In the report, Barnard also noted that “most institutions of higher education that have considered the divestment question have chosen not to divest” and that its own divestment efforts would be “on-going exercise, requiring constant review and probably additional management expense.” The Board of Trustees is set to make a final decision on divestment in March 2017.

Boston University

Boston University’s Board of Trustees also moved forward with a limited divestment decision this fall, including “efforts to avoid investments in companies that extract” coal and oil sands. A clear example of the Syracuse model – divesting only from direct investments, or investments one doesn’t even have – BU Today highlights that the decision isn’t even a real divestment as the school is not selling anything. From the report:

“The trustees noted that total avoidance of coal and tar sands companies may not be possible, because the University’s portfolio includes vehicles such as mutual funds, whose managers choose stocks, and passive index investing. That latter is tied to the performance of a particular stock index—say, the S&P 500—whose holdings BU has no say over.”

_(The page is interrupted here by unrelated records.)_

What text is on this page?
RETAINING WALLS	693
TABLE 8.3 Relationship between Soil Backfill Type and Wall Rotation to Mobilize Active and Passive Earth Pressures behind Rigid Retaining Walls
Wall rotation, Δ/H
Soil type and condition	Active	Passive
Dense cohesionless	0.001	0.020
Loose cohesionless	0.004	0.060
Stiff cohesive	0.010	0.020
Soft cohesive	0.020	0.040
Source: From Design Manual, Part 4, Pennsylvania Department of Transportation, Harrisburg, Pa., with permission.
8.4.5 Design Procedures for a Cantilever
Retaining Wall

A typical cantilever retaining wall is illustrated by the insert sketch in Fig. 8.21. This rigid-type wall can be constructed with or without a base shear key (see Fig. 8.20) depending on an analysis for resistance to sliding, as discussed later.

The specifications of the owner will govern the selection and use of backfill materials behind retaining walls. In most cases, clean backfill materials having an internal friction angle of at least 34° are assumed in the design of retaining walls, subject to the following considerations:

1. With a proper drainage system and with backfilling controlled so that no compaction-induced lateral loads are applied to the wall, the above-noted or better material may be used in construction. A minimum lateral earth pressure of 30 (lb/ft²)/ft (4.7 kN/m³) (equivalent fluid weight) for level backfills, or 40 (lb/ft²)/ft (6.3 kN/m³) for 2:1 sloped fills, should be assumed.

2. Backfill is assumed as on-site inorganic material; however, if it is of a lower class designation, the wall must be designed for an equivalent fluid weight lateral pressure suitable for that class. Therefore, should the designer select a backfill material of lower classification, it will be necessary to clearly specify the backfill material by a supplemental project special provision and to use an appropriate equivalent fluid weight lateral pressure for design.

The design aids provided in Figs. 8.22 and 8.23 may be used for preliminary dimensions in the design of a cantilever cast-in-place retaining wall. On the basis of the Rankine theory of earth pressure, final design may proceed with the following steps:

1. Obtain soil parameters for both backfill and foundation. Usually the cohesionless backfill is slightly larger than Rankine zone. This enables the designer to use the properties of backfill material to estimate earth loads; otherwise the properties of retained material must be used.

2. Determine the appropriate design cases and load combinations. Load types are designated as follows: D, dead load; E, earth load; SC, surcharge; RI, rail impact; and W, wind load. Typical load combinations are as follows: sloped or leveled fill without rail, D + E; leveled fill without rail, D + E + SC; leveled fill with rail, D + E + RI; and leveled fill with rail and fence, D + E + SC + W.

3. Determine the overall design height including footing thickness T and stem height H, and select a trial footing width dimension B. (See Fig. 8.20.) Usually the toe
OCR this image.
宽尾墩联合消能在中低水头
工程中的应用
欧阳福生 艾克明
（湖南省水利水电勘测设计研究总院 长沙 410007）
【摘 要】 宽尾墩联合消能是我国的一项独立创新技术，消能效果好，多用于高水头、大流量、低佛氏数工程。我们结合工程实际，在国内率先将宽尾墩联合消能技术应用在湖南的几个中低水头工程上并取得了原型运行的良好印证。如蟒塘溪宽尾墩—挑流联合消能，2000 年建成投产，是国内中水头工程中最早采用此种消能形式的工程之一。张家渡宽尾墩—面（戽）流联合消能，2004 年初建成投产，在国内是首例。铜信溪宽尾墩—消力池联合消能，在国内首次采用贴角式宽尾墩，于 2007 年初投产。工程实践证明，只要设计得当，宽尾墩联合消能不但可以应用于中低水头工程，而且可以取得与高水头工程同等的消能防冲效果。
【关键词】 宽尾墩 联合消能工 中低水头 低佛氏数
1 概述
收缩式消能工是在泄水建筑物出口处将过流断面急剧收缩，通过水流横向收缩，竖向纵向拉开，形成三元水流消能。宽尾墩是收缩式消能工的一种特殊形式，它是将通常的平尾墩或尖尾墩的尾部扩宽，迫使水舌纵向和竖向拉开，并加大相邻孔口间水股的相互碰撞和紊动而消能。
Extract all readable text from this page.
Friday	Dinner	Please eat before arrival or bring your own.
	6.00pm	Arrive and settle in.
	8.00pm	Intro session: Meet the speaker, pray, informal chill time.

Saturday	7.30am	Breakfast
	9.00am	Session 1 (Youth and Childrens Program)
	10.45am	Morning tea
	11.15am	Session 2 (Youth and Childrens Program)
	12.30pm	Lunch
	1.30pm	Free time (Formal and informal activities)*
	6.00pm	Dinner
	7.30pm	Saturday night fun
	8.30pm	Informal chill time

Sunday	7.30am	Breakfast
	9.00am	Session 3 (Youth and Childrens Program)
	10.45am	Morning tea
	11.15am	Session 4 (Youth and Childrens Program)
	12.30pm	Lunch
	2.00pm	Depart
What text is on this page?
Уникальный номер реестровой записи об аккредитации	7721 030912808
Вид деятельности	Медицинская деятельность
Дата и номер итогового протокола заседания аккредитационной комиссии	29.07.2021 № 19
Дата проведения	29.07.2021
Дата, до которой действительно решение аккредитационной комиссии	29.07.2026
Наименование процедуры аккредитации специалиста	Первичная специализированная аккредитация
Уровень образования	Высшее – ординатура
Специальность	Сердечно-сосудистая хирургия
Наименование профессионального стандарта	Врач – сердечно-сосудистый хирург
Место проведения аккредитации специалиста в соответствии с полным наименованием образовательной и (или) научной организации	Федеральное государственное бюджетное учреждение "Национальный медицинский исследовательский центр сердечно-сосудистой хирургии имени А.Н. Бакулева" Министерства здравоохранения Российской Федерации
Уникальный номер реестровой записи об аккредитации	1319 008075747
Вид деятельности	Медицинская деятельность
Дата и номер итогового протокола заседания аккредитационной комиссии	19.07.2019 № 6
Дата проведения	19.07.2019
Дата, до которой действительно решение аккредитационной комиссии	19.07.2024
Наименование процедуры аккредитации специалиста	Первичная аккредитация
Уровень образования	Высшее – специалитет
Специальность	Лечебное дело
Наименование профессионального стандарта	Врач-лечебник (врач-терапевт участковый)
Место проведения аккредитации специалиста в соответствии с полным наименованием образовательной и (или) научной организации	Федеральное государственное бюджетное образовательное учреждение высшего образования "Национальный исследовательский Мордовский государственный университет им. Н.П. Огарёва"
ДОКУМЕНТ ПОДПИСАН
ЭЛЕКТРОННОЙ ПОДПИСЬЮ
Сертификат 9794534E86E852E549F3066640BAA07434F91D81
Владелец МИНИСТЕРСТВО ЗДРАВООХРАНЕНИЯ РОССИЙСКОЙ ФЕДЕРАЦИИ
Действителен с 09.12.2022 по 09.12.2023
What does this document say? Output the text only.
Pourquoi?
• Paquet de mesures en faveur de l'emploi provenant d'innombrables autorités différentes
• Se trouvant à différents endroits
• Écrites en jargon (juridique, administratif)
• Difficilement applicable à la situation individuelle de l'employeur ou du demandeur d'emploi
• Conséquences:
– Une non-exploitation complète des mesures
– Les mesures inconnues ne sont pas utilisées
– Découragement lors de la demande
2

BU’s $1.6 billion endowment is largely invested in limited partnerships and commingled funds, making an actual divestment effort extremely difficult to perform. Even Divest BU agreed, stating “BU remains invested in the fossil fuel industry” and that the university used “vague language that does not guarantee a commitment to divestment.”

Deflated and Debunked, Divestment limps on into the New Year

This year, the divestment campaign met resistance, rejection and a heavy dose of reality at every turn. Despite an Arabella Advisors report falsely claiming $5.2 trillion in divestment pledges have been made across the globe, Divestment Facts quickly debunked the over-exaggerated number. It turns out that—similar to Arabella’s $2.6 trillion claim from 2015—the report is an aggregation of the total value of combined assets of institutions that it claims have “pledged to divest.” Mother Jones noted, “that big number — $2.6 trillion—has nothing to do with the amount of money that is actually being pulled out of fossil fuel stocks” and further called out Arabella for having “no idea how much money the institutions surveyed have invested in fossil fuels, and thus how much they pledged to divest.” Even one of the media’s biggest proponents of divestment, The Guardianadmitted “it is often difficult to calculate the precise proportion of fossil fuel investments in complex funds, but about $400bn of the $5.2tn total is likely to be in coal, oil and gas.”

While the report leaves plenty of questions left to be answered about the real facts and figures behind the divestment movement, one thing goes without saying: fossil fuel divestment has real costs, little to no impact on the environment and no place on college campuses in the New Year.